Protein structure prediction method based on secondary structure similarity
Technical Field
The invention relates to the fields of biological informatics, molecular dynamics simulation, statistical learning and combination optimization and computer application, in particular to a protein structure prediction method based on secondary structure similarity.
Background
Since the end of the twentieth century, with the rapid development of the field of life sciences, more and more researchers and research institutes have participated in the research of life sciences. The protein is formed by dehydration and condensation of 20 different amino acids by taking mRNA as a template to form an amino acid sequence, and then is folded to form a three-dimensional structure with a specific function. The secondary structure of a protein refers to a regularly repeating conformation, such as alpha helices and beta sheets, in the polypeptide chain of the protein. The understanding of the three-dimensional structure of the protein is the basis for researching the biological function and activity mechanism of the protein, and the problem of protein structure prediction is one of the research hotspots in the fields of bioinformatics and computer application at present, and has very important guiding significance for the invention of new protein and the design of drug target protein. The three-dimensional structure of proteins is now determined experimentally mainly by methods such as X-ray diffraction and Nuclear Magnetic Resonance (NMR). The X-ray diffraction technique can obtain a protein structure with high precision, but the method is not suitable for the protein which can not prepare resolution crystals. The nuclear magnetic resonance method does not need to prepare protein crystals, but only can measure small proteins with less than 300 amino acids, and is long in time consumption and high in cost.

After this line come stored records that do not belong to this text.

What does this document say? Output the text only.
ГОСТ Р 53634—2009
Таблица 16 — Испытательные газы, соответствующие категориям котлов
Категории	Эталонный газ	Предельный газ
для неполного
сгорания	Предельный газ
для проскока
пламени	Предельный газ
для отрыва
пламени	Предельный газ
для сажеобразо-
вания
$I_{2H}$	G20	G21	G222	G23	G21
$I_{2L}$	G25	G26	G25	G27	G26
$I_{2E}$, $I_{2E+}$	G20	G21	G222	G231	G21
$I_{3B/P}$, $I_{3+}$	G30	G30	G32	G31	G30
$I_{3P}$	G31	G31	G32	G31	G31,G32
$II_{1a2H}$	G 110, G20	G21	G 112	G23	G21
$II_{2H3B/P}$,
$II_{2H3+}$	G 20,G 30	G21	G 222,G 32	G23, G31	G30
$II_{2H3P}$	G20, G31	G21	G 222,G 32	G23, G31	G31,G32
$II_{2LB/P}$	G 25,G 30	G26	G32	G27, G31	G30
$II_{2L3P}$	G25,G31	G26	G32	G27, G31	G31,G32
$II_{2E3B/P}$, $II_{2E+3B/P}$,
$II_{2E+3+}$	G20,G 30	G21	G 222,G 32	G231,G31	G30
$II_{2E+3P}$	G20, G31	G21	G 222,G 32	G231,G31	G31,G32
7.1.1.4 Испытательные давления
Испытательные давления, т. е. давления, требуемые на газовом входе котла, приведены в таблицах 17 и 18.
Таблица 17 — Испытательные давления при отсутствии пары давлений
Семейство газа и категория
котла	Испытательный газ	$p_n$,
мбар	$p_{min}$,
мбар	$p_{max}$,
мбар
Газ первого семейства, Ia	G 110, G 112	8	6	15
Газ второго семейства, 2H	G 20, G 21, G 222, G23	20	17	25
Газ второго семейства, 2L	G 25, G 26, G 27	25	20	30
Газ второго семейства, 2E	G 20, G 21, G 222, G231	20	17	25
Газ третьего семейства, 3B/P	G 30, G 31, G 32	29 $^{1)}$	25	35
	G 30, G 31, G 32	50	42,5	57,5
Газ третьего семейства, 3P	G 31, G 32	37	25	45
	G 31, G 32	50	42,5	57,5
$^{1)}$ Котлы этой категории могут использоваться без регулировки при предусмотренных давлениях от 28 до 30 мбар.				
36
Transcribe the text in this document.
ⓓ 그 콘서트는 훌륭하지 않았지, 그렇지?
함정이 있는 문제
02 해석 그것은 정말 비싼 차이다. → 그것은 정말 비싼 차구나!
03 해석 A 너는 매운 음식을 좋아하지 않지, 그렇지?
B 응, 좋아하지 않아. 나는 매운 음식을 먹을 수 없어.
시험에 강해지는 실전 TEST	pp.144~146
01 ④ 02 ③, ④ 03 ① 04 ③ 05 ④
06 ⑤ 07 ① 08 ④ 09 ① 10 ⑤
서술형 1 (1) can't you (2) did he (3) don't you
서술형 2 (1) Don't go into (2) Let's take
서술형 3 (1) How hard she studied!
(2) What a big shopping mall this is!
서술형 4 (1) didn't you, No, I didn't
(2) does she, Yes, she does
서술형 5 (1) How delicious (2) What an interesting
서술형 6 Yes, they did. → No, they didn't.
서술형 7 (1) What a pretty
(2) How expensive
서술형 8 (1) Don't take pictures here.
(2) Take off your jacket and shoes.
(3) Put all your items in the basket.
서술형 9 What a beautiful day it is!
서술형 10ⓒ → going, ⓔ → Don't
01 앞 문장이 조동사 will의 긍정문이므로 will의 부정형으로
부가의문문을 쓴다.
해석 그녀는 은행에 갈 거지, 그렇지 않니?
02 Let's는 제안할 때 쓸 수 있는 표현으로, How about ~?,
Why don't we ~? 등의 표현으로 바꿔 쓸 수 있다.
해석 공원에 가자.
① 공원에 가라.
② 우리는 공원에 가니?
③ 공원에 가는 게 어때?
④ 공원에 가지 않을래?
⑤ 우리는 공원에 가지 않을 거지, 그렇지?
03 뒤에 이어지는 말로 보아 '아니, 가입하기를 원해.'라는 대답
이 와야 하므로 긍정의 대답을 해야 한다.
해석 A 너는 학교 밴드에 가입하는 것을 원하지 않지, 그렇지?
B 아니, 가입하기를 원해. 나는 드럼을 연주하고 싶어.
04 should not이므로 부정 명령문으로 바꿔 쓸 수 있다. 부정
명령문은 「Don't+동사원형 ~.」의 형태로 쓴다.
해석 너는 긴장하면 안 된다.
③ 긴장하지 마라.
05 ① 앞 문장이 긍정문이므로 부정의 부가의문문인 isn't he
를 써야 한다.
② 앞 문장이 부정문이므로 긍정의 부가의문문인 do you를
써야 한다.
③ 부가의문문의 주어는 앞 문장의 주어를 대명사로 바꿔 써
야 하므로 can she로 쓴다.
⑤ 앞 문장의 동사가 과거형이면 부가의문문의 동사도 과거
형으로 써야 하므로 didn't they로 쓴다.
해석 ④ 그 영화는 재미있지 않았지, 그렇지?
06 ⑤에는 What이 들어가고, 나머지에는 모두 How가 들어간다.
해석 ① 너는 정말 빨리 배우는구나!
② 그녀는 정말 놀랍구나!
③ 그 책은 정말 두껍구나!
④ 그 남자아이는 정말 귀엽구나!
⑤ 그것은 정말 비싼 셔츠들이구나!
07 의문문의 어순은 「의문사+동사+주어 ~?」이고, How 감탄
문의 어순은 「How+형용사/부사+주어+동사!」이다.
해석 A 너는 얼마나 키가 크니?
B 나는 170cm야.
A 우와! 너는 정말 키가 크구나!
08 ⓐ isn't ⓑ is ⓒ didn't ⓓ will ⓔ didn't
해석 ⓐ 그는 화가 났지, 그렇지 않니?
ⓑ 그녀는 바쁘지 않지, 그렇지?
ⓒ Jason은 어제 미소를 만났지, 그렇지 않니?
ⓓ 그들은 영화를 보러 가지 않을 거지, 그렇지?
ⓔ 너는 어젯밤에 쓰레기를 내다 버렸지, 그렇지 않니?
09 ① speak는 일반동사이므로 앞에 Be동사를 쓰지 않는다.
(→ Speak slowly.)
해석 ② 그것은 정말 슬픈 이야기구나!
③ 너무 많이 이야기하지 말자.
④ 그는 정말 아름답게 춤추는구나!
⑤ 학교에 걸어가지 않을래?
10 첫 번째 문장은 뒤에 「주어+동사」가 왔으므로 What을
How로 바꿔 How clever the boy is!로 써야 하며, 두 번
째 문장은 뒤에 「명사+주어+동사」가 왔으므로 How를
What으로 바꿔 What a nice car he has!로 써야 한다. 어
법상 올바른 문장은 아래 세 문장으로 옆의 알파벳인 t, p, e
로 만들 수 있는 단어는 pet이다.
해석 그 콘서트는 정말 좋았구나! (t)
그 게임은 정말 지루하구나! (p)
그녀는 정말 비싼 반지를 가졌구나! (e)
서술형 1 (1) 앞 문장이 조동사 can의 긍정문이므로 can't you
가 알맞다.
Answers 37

Since the rate of protein structure determination is much slower than that of sequence determination, in fact, only 0.2% of the protein sequences possess the experimentally determined protein structure, it is a very meaningful work to predict the structure from the protein sequence using computer methods. The Anfinsen experiments show that structural information of the protein is contained in its sequence, thereby indicating that structural prediction is feasible from the sequence. The mainstream protein structure prediction methods at present mainly comprise a homologous modeling method, a threading method and a de novo prediction method. For the case of high sequence identity (> 50%), homology modeling and threading are the first choice, but for the case of low sequence similarity (< 30%), the first two methods are no longer applicable, and only de novo prediction can be selected.
In the process of protein structure de novo prediction, two major bottlenecks exist at present, one is deceptiveness of energy landscape, so that the obtained energy low conformation is not a natural conformation, and is specifically represented as inaccurate energy function, and a good conformation cannot be selected; another is the lack of ability of the prior art to sample conformational space, which is manifested by a lack of diversity in the conformations.
Therefore, the current protein structure prediction method has defects in prediction accuracy and sampling capability, and needs to be improved.
Disclosure of Invention
In order to overcome the defects of insufficient sampling capability and prediction accuracy of the conventional protein structure prediction method, the invention provides a group protein structure prediction method based on secondary structure similarity, which has better sampling capability and higher prediction accuracy, designs a secondary structure similarity index, selects individuals with better energy and structure through the double constraints of the secondary structure similarity index and an energy function, and effectively solves the problem of low protein structure prediction accuracy caused by inaccuracy of the energy function.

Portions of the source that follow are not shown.